Como bem apontou John Searle, quando tratamos de fatos do mundo que existem
em uma dimensão muito mais social do que fática, como “dinheiro”, “excesso de
velocidade”, “fronteiras” e o “sistema métrico”, seu fundamento está em convenções
sociais.32 E não é diferente, pelo menos em certo nível, com o Direito. Sem que eu adentre
no debate metodológico sobre a natureza do direito, basta para meu argumento apontar
que só haverá a implementação de um sistema de precedentes no Brasil se os operadores
do sistema jurídico passarem a tratar decisões judiciais como precedentes.

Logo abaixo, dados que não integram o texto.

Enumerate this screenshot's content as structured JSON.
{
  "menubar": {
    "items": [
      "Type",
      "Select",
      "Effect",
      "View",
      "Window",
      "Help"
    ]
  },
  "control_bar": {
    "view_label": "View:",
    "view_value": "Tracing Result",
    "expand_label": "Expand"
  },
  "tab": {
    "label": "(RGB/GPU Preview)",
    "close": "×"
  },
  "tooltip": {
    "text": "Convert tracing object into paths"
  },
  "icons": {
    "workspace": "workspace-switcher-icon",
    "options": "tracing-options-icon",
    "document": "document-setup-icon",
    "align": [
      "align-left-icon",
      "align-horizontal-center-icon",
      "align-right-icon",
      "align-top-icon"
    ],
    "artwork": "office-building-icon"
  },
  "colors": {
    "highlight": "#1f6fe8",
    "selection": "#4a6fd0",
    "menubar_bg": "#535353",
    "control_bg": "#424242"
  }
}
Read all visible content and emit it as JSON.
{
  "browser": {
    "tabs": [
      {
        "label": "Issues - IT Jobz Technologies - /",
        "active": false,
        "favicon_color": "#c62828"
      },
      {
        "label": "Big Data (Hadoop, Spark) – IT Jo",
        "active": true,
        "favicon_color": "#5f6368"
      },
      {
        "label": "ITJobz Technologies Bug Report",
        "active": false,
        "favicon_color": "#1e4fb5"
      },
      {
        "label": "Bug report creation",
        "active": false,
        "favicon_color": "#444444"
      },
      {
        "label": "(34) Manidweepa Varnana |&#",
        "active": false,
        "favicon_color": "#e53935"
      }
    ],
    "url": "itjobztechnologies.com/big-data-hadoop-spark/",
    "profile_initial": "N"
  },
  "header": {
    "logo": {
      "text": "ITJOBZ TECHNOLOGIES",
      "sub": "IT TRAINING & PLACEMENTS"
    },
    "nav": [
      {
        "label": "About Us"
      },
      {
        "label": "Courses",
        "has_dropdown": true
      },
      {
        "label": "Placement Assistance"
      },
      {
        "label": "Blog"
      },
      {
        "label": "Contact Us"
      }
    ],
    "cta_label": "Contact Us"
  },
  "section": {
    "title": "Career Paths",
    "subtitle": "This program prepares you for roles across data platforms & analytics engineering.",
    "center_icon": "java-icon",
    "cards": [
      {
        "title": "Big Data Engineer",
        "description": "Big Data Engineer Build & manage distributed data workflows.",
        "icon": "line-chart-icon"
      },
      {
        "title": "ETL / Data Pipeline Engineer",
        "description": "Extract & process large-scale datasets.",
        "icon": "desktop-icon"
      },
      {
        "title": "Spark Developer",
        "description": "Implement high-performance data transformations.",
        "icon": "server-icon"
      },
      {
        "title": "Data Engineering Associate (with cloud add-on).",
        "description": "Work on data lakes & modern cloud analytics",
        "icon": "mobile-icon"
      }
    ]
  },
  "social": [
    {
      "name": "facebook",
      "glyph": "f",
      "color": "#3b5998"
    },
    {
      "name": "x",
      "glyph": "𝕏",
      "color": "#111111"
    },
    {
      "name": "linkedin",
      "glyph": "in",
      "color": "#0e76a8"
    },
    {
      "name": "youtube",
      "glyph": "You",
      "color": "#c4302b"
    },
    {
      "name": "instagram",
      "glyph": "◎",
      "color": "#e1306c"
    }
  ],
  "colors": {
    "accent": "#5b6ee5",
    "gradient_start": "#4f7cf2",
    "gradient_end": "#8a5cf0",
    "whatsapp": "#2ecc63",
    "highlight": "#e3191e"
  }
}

Esse tratamento tem uma série de implicações que demandariam todo um novo
artigo,33 mas a principal delas e que fica clara ao longo dessa exposição sobre ratio
decidendi consistem em levar a vinculação argumentativa a sério. Tanto advogados e
juízes precisam reconhecer a dimensão obrigatória de precedentes mesmo que não exista
sanção para o descumprimento.34
Nesse sentido, a cultura de precedentes e sua insistência na gravidade e seriedade
dos limites argumentativos auxilia a promover limites reais à atividade jurisdicional para
que ela não redunde em arbítrio. Se queremos um sistema jurídico que reconheça os
limites da razão e que não seja mero exercício do poder, temos bons motivos para
endossar o fortalecimento da lógica de precedentes no país; algo que depende em larga
medida de um domínio dogmático da noção de ratio decidendi.
32
Cf. SEARLE, John R. The construction of social reality.
33
Muitas delas exploradas em VIEIRA, Oscar Vilhena. Supremocracia. Rev. direito GV [online]. 2008,
vol.4, n.2, pp.441-463.
34
A existência de obrigações jurídicas desvinculadas de sanções me parece um dos pontos da maior
contribuição de Hart ao debate contemporâneo. Cf. HART, H. L. A. Op.cit., capítulo V.